5.3. Recommendations

It is important to provide a regulation that entails the adoption of sustainable practices by the radiology departments and implement comprehensive awareness initiatives to educate all radiographic specialists about the vital role sustainable practices play in maintaining the healthcare system and the environment, and to encourage further research into this topic.

5.4. Directions for Future Research

Expanding on these findings, future studies should

• Use larger, more stratified data sets to improve representation across Saudi healthcare professions.
• Tracking changes in behavior and the environment around us by periodic assessments of training or technological improvements.
• Examining different countries’ strategies to identify the sustainability models that perform effectively. Investigating AI, Internet of Things (IoT), and automation technologies can further optimize radiology’s energy use and waste handling.
• Exploring behavioral interventions such as feedback systems or gamification to motivate sustainable actions among radiographers.

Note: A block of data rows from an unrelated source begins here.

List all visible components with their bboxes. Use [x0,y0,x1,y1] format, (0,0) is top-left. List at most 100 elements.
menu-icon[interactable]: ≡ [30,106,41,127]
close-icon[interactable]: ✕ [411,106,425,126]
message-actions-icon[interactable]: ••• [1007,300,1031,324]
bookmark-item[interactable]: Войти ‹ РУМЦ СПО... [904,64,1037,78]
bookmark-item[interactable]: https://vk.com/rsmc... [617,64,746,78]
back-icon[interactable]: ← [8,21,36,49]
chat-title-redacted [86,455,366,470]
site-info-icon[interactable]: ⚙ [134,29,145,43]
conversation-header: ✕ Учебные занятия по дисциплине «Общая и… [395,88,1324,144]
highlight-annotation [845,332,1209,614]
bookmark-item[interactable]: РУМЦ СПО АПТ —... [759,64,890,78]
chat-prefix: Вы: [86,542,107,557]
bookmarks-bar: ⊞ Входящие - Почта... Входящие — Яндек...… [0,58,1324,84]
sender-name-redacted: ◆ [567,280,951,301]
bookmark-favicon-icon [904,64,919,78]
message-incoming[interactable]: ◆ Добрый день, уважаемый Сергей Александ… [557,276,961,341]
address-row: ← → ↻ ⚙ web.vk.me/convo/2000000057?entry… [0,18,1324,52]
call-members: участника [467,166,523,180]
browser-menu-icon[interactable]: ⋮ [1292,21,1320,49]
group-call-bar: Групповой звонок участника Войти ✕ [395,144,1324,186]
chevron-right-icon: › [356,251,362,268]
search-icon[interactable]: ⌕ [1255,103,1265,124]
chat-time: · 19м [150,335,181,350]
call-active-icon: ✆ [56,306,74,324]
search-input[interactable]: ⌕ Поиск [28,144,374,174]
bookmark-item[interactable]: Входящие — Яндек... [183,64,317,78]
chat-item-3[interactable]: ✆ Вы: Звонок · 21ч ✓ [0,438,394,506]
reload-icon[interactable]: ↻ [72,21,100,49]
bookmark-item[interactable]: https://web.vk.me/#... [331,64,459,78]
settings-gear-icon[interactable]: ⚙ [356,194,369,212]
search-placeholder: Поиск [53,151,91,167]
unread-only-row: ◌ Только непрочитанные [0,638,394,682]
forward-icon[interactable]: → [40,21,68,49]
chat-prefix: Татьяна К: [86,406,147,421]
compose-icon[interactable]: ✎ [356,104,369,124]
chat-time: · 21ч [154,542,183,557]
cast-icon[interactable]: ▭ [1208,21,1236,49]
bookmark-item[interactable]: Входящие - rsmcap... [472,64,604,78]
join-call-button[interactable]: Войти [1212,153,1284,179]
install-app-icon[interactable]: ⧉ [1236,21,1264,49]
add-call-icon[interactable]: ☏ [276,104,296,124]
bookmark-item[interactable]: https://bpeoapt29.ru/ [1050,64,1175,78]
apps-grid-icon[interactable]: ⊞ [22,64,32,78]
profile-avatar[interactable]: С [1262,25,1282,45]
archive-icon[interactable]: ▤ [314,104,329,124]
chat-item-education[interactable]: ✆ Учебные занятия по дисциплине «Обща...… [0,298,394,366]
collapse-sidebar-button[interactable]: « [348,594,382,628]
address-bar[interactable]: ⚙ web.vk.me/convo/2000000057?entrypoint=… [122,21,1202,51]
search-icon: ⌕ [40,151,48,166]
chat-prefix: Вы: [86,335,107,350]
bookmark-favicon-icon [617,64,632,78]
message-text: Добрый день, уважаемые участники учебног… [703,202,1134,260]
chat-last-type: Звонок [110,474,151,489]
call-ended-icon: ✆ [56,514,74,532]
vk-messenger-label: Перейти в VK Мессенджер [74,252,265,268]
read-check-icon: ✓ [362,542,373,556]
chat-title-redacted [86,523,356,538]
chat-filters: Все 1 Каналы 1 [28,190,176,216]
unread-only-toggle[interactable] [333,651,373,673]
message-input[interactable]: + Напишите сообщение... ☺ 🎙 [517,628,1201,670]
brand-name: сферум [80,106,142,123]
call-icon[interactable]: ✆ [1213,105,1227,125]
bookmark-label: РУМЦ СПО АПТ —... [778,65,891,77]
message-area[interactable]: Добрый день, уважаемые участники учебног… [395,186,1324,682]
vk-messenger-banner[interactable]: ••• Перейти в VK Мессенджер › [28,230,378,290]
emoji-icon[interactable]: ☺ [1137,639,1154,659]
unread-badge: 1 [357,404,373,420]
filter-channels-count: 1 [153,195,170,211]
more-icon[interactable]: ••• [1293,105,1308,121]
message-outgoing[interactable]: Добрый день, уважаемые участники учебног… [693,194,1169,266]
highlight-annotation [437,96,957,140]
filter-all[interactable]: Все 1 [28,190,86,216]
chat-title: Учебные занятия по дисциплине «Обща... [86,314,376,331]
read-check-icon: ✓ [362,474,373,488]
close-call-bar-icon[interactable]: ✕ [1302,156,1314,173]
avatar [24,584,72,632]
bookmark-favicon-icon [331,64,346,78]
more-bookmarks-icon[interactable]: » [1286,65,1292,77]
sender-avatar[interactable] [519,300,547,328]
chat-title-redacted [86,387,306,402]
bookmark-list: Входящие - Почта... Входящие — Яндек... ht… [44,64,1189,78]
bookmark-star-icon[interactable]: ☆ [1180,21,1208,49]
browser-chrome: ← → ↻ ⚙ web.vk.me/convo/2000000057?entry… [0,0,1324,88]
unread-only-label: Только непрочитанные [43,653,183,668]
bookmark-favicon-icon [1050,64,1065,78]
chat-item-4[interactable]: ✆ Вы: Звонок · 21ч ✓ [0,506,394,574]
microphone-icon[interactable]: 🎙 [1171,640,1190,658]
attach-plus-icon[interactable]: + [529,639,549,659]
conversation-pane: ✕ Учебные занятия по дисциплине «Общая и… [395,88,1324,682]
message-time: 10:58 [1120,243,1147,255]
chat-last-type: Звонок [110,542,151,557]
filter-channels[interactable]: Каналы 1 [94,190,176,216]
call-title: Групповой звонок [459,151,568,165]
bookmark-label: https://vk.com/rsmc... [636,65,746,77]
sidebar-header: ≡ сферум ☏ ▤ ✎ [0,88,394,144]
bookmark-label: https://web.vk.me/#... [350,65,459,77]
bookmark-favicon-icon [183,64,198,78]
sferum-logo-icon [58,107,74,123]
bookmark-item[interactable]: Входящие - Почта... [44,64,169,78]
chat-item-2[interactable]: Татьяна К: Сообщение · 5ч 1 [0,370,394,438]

5.5. Interdisciplinary Collaboration

Sustainability in radiology demands a truly interdisciplinary approach. Environmental scientists can develop tools for measuring imaging-related emissions; engineers can design energy-efficient equipment; behavioral scientists can create strategies to change staff habits; and healthcare administrators can embed sustainability metrics in institutional policies. Such cross-sectoral collaboration is vital for creating practical, scalable solutions that balance clinical performance with ecological responsibility.

5.6. Role of Technology

Technological innovation is central to sustainable radiology. Artificial intelligence (AI) can optimize scan parameters, minimize repeated exposure, and reduce energy consumption. Next-generation scanners are being designed with reduced power requirements, and cloud-based image archiving lessens reliance on physical storage. Tele-radiology services also cut patient travel, reducing carbon emissions. Policymakers should prioritize investment in such digital solutions and ensure interoperability standards to maximize both environmental and clinical efficiency.

5.7. Education Reform

Bridging the gap between awareness and action requires targeted education. Radiography curricula should integrate modules on green healthcare, including energy management, waste control, and environmental impact assessment. Continuing professional development (CPD) programs should reinforce these principles through workshops and certifications. Interprofessional learning initiatives that bring together healthcare practitioners, environmental experts, and administrators can promote shared responsibility and systems thinking. Embedding sustainability in education ensures that future radiographers are both technically proficient and environmentally accountable.

5.8. Limitation

One limitation of this study was the small sample size, which may have decreased the accuracy of the analysis, suggesting an increased number of samples to obtain more accurate results. The final limitation was that the survey was distributed randomly via social media platforms and professional networks, which may have introduced selection bias. Furthermore, inequality of distribution of participants in different categories of demographics (i.e., gender and area of work) may lead to correlation bias.